Wendy girl, I would be holding Tawni's coat while she kicked the poop out of those disappointment bullies. Because I think she is in better shape than me, and I mostly slap-fight which is girly and not very effective.

I feel like I know exactly what you mean when you say you are waiting for something to sink your teeth into. When I have only my own voice in my head, no lists, no task-master speaking, the jobs are gone, I feel totally un-moored. Listless and flat. I lead a goal-driven life (pretty much anything except fitness goals, and better eating goals, anyway) that focuses on Things That Need To Be Done. Planning my wedding took a year, and I loved every minute of it, because I didn't have to FIND my new project - there it was! And it was an umbrella project that gave rise to many new little and reachable goals. Now, when there is nothing looming, no timelines and no END point, I am struggling. With most things. Motivation, work, communication, weight loss. You name it, my global response is: meh.

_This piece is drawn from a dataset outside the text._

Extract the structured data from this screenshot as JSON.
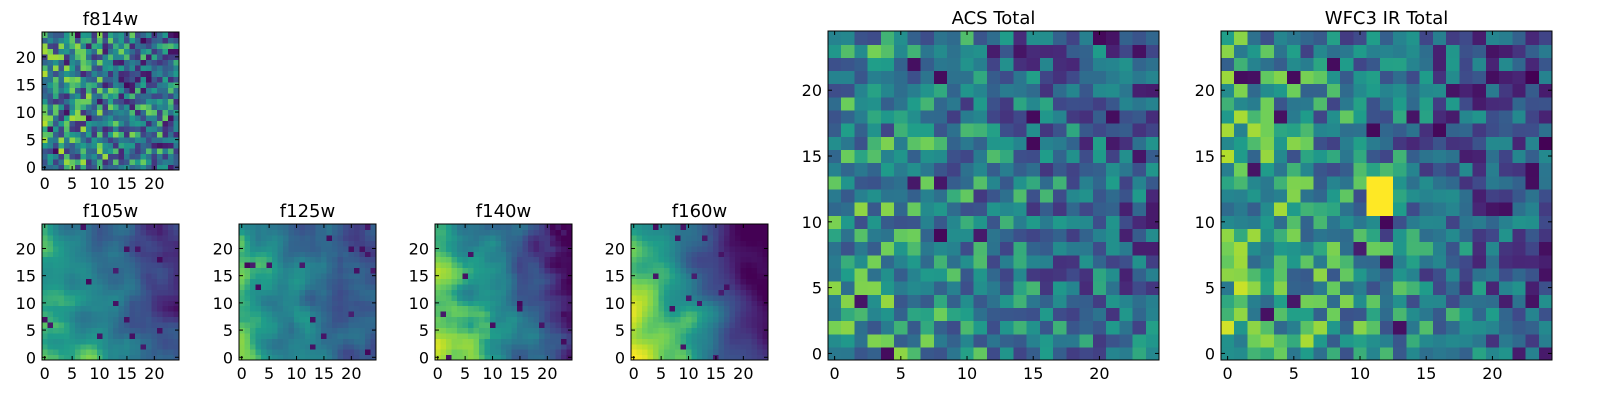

It sounds like some other things have happened that brought on this un-mooring, so I hope they are not too upsetting. But, for what it's worth, I agree with all the comments before me - transitional, yes! Learning to listen in the quiet, yes! Kickin funky ass, yes!! Spelling correctly, yes!!

You got tons going for you Wendy, and you are resilient. This is the lull before the turned corner. Can't wait to see what's around it!

Tanner May (Tanya) said...

Oh Wendy,

I really did in my head just say "oh Wendy!" Just today, I was driving in our wild and crazy dangerous winter storm all white-knuckled with my hands also shaking due to my limited visibility and the jeep on my ass when low and behold, your song came on next on my i-pod. I also said in my head, "oh thank God...yet another great place to listen to Wendy's music. Yes, this is better. Thanks Wendy Jans." I truly said that in my head, and then I thought, I should tell Wendy this. So..... THEN I read your post, and it feels very appropriate albeit still cheesy wheezy to tell you this.

Anyway, I also just want to say, I think you are a fantastic builder of words, and I think you are an amazing gal. You seem to me to be one of those cool cat people who is kick as with the big stuff, kick ass with the small stuff. And ANY dog would be proud to hang with you or be you!